Monday, May 5, 2008

Well, that did it...

...I just gave my two weeks' notice.

For those just catching up, I work (worked, soon!) at Walmart, see. The Hell of American shopping. The antithesis of everything I value. (Okay, I do value money to an extent, but only because it buys me food and an apartment and books.)

It took working there to finally push me over the edge to starting my own business. So I suppose I owe them something. I'd planned to stay until I was making enough from Om Shanti Handcrafts to make it own my own. I'm not, yet...but I quit anyway.

I couldn't deal with the hypocrisy any more. The greed. The unfair trade practices and the rotten treatment of the employees. I could go into detail but most of you already know and if not, other people have written it better than I could.

So...I'm relieved. And scared. Now I have to make my business work. And I have to make it work now.

Anyone got words of encrouagement or wisdom? Advice? Am I nuts?

*deep breaths*

--

Just called my mom to let her know. Wasn't looking forward to it and, well, I was right. She's upset. She's terrified. Fundamentally she doesn't understand why -- how -- I could possibly leave a job without having another one already lined up.

She's never had a crappy job. She's never lived on her own. She's never been a risk-taker. She's also never been more than 'normally' sick in her life.

She's...not going to understand.

I still want her to understand and approve. I'm kind of still a kid that way. I guess it never really goes away, does it?

--

And, yeah, I'm scared. Of course I am -- I'm not stupid. I'm also relieved. I'll say 'hate' when I mean 'really dislike' -- 'I hate it when X happens' -- but this job, I _hated_ it. Hated. HATED.

Don't much like shouting, either, but sometimes ya gotta emphasize.

...but I can try to justify my decision all I want, and at the end of the day it was mine to make. I guess somewhere I'm still afraid of the inevitable scolding. Ahh well, that's long behind me now and maybe someday I'll even stop expecting it.

*sighs*

Anyway, prayers and words of encouragement are always appreciated. I love you guys; you keep me sane(ish). Be well, y'all.

15 comments:

Dr. Laura Marie Grimes said...

You're back on line, yayy.

Thanks for the kind words and hugs and Tim-quote. It's pretty tough here with moving and grief and other PTSD triggers....
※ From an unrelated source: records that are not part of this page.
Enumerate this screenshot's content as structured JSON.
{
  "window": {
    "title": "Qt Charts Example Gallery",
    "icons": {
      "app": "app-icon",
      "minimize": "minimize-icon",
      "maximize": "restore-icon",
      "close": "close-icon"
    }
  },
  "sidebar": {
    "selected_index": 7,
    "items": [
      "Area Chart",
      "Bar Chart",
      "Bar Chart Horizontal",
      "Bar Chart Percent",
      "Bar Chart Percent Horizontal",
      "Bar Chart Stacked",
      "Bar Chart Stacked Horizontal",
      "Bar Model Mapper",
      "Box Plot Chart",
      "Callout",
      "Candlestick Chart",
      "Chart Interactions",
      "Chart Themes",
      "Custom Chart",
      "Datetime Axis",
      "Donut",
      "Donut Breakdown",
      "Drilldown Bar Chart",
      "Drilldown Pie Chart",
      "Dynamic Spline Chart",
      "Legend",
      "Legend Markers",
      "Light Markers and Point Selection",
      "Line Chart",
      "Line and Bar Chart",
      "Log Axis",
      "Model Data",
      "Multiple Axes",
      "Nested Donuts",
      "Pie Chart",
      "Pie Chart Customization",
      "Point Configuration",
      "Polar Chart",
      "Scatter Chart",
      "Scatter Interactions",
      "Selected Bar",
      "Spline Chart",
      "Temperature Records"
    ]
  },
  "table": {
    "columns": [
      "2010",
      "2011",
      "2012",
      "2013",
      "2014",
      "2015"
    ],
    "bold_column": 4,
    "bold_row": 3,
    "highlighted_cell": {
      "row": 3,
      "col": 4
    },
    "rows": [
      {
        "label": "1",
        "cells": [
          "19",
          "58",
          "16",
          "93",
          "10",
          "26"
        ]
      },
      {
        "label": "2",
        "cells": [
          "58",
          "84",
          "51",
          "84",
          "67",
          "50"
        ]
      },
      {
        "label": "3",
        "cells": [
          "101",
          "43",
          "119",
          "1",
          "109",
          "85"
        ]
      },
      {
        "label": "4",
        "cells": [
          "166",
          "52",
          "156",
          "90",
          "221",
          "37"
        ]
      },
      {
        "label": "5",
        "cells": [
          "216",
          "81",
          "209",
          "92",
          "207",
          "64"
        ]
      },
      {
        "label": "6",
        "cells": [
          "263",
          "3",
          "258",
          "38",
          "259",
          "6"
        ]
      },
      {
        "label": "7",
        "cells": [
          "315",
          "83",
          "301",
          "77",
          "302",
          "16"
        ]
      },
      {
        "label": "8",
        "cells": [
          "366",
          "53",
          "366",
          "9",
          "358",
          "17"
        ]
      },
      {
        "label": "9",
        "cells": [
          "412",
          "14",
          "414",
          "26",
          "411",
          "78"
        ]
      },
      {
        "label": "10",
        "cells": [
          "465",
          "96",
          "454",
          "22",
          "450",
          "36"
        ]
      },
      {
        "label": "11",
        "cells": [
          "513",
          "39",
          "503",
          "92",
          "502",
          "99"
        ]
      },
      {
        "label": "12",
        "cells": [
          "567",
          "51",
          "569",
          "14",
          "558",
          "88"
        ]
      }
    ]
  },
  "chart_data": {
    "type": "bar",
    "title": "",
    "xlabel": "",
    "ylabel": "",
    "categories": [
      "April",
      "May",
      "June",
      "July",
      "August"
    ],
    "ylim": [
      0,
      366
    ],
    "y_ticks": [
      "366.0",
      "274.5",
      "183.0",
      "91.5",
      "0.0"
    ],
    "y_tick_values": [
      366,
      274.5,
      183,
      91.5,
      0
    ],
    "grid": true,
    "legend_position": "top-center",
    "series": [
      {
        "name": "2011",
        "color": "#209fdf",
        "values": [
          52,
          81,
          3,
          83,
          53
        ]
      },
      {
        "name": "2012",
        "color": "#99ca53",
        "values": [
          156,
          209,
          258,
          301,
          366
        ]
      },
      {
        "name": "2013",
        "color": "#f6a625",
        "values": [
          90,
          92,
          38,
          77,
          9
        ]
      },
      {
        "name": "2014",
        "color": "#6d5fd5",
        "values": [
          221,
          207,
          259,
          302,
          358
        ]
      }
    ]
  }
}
You go, woman, for taking care of yourself and ditching the big bad box. Lots of prayers and hugs back atcha.

Kate said...

Yeah, right now we're what I'd call 'a fine pair', huh? What with one thing and another...and another...and another...

I'd bring you some boxes, but the commute's a little far. Got all mine at work last time...I suppose the place had to be good for something. I'm _still_ unpacking.

...ah, well. Prayers for you as always, my dear. You hang in there. I said so.

Anonymous said...

Congratulations, Kate! I know you can make it work. I'm so chuffed for you! Guess I need to stop by with my credit card - you do have a couple things I've been eyeing. :-)

Yaaaayyyyy!!!!!

Kate said...

Jeez-o-pete, hun, I was just going to send you something. You do need relaxing, after all. I'll just slip it in with everything else, so to speak.

...thank you! And thank you for the kind words as well. I'm terrified but determined. :)

Dr. Laura Marie Grimes said...

Oh, it wasn't till last night that I realized that, on the liturgical calendar at least, your personal independence day coincides with the first anniversary of Sophia Catholic Communion. It was Monday in the novena of Pentecost last year that the planets converged and Peg made the brilliant suggestion to begin....So I am taking that as a propitious sign for the growth of your business (and a part time, pleasant day job in the interim if necessary).

Kate said...

...oh.

Well!

How very, very cool. :)

Also? The official date of the commencement of my business, at least from the point of view of the IRS, is...Beltane.

Just to. You know. Yeah.

*off growin things*

Nina said...

Go for it!

Sometimes waiting for everything to work out is waiting too long.

May everything come together for you.

Kate said...

Thanks Nina!

...yeah, it was getting to that point.

Plain Foolish said...

Good luck. *hugs*

Rae Trigg said...

Much luck, Kate. Yes, it's scary to run your own business. But I know you'll make it work.

Kate said...

Thanks, you guys. *hugs*

Kirstin said...

Prayers of course-and thanks for dropping by.

Kate said...

Thanks you -- and you're welcome!

Dr. Laura Marie Grimes said...

Hey, I think this is your first day of freedom...woohoo! Lots of prayers.

I'm heading out to San Diego for a life coach training and get to stay with Peg, yayy.

(((Kate)))

Kate said...

...you know, it should have been...

But somehow I miscalculated and wound up working, instead. Ah, well; Monday was always one of my favourite days to work. And I got to say goodbye to a lot of people I wouldn't otherwise have seen. So it's all good.

Today is my first day of freedom, and I'm loving it!